Kraigie / nostrum

Elixir Discord Library
https://kraigie.github.io/nostrum/
MIT License
598 stars 128 forks source link

Cannot use Nostrum.Api functions in a multi-host configuration due to the request Ratelimiter not running #620

Open jonklein opened 1 month ago

jonklein commented 1 month ago

SCENARIO: Nostrum is running in a multi-node environment, with the Nostrum.Application & consumer processes running on just one node and serving bot requests, as described in the documentation. We'd like the other nodes in the cluster to be able to use Nostrum.Api functions needed to perform web requests, background jobs, etc. Currently, these calls fail because the Ratelimiter instance is not running on the other nodes.

I do have a workaround, but it's probably not the right long-term solution. I'm happy to submit a fix, but want to create this issue to figure out the correct approach.

SOLUTIONS TRIED:

CURRENT WORKAROUND:

I'm running the Nostrum application on multiple nodes as described above, but have forked the library and updated the ConsumerGroup to use :pg.get_local_members instead of :pg.get_members. Even though running the connection on multiple hosts is not the right approach in general, I do feel like get_local_members is more correct here - based on the current multi-node support, I'm not sure what the justification would be for dispatching to consumers on other nodes.

OTHER POSSIBLE SOLUTIONS:

Any thoughts on the preferred approach, especially taking into consideration possible future distributed multi-node consumer support?

Th3-M4jor commented 1 month ago

For the 1.0.0 release, which should be the next non-patch release, we do have plans to make it so that users have to start Nostrum as part of their Supervision tree instead of leveraging the Application path. As part of that we could make it possible to configure how the ratelimiter module is named.

Also have you tried what's suggested in our multi-node guide?

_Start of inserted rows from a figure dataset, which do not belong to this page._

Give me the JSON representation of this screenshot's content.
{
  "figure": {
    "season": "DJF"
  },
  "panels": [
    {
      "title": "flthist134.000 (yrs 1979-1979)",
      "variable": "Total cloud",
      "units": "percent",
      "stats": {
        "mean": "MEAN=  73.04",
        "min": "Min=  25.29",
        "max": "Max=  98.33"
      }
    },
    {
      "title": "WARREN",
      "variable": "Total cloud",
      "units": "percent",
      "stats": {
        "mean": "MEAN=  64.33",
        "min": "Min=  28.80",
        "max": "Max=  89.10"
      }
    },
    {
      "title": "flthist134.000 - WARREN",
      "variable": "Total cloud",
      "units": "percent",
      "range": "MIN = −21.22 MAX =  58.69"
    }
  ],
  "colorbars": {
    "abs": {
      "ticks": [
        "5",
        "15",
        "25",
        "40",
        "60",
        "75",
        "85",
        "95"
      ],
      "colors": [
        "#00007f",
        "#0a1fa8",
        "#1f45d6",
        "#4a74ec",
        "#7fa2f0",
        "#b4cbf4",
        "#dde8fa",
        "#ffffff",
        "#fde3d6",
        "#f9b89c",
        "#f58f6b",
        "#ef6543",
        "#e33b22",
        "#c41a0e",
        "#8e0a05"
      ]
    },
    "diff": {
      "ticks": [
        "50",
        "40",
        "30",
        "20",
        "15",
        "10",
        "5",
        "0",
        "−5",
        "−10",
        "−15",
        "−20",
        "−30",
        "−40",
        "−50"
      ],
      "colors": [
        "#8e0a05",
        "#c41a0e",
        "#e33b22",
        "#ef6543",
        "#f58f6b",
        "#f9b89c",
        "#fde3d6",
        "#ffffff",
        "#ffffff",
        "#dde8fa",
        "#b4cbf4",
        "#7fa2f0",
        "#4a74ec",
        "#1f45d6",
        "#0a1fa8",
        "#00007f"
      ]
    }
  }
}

jchristgit commented 1 month ago

Thanks for the extensive bug report.

About the consumer group:

For proper multi-node support here, I believe we would need to distribute the consumers such that you have only a single "primary" consumer for any relevant shard running - so pg:get_members would still work including awaiting events, just it wouldn't route the events to duplicate "normal" consumers. I think that given the complexity of this topic with all the different distribution strategies it might be best to allow users to just hook out of automatic management of consumers and allow them to start their own, documenting it appropriately to showcase how to do this over multiple nodes.

About the ratelimiter:

I thought about this a while ago, and I believe the best way to solve it would be to run a ratelimiter on each node, and then determine the correct ratelimiter to use via erlang:phash2 of the ratelimit bucket.

Currently we have the get_endpoint/2 method in the ratelimiter which is already used to figure out the correct ratelimiter bucket to run. Instead of obtaining that (only) in the ratelimiter itself, the top-level request function should obtain the bucket for a request on its own, figure out which ratelimiters are there in the cluster, and then route it there accordingly.

The alternative, of course, would be to allow the user to submit their own way to handle this. I think that for the standard usecase that you describe this should be sufficient though.

I will try to make a patch for the ratelimiter phash approach described above together with documentation amendments this weekend, I will get in touch with the other maintainers regarding the best approach for the consumers.